Global inflation has become the new buzz word with many central banks having to raise rates to protect against it spiralling out of control. In their defence, the SARB has been raising rates since mid 2006, but this is now starting to severely impact the SA consumer, who accounts for around 40% of economic activity. Inflation is growing faster than wages resulting in a slowdown in disposable income growth and a contraction in spending. The upshot of this is that GDP growth may slow. This may encourage the SARB to lower rates early in 2009 (an election year) as general base effects and the re-weighting of the inflation basket, in favour of services at the expense of food, positively impact the inflation outlook for January 2009. Whilst it is likely that the SARB raises rates by a further 0.5% in August we would see this as the peak and the anticipation of lower rates in 2009 could positively drive returns from the income market in the4th quarter of 2008.

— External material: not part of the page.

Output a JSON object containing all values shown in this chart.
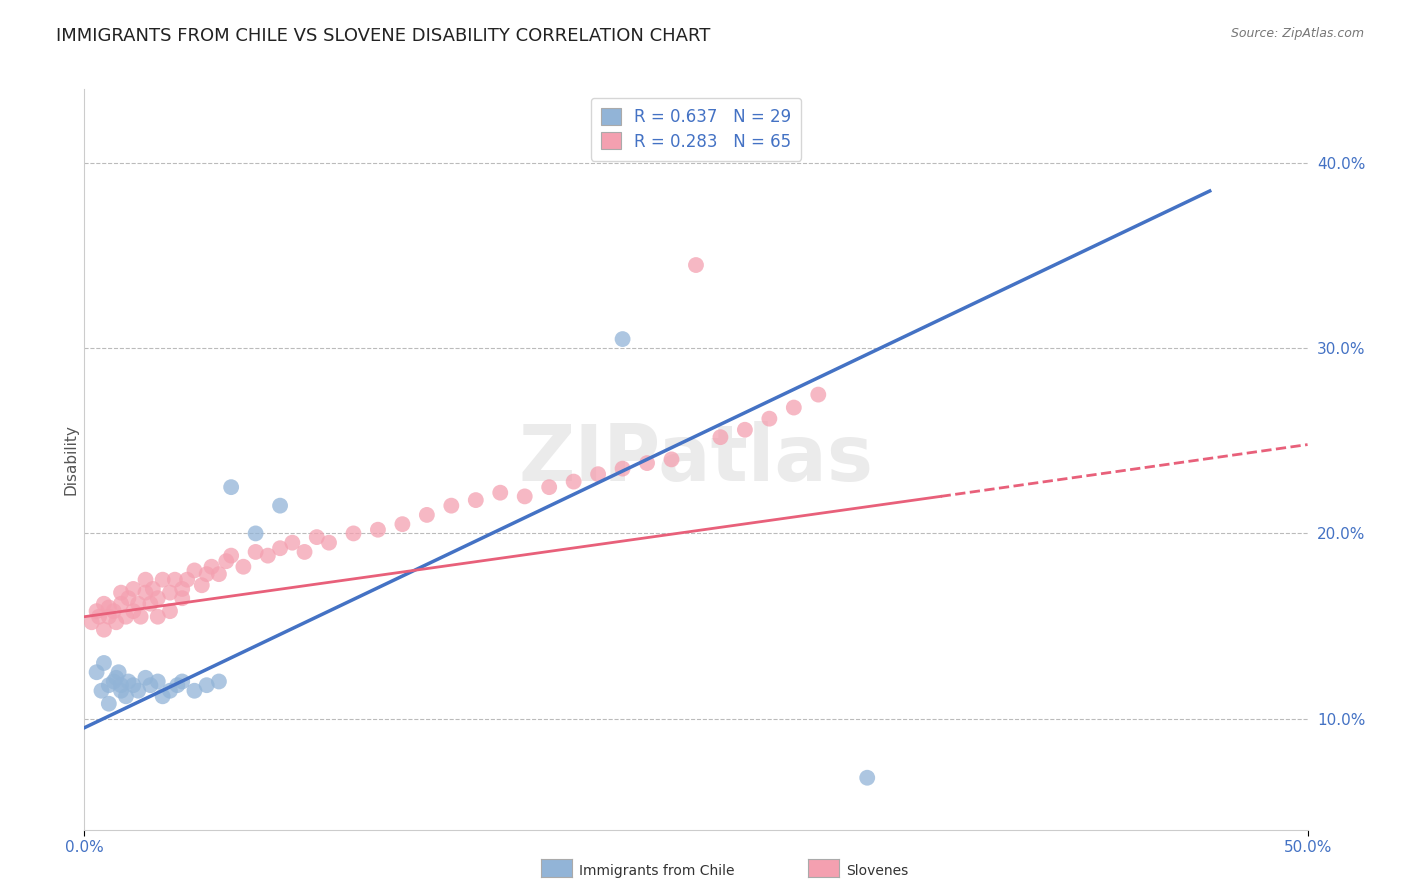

STANLIB MM Income comment - Mar 08 - Fund Manager Comment04 Jun 2008
There were no rate hikes in the first quarter of 2008 as the MPC reflected on the impact of the four 0.5% hikes in 2007 and the unfolding global credit crisis which claimed Bear Sterns as its biggest victim to date. Although relatively insulated SA firms suffered under the poor sentiment and consequently SA corporate bonds (-5.6%) underperformed Government bonds (-1.5%) by a significantly wide margin. Long bond yields rose sharply. Shorter dated income assets faired better with the benchmark basket of 1 - 3 year bonds returning +1.6% for the quarter. Nett of fees the Portfolio marginally underperformed the benchmark over this period but pleasingly outperformed over the past 12 months.
Pleasingly both managers outperformed benchmark with surprisingly similar returns given that their portfolios are structured fairly differently from a duration and exposure to credit perspective. Post quarter end the MPC re-continued the process of raising interest rates confirming that it was serious in the fight against inflation, which registered 9.4% in February. Admittedly some of this is from the effects of higher wage settlements, but with economic growth under threat as the consumer takes increasing strain under the pressure of higher interest rates, food and energy prices, it will be interesting to see the next move from the Reserve Bank in trying to control a problem that is largely out of their control!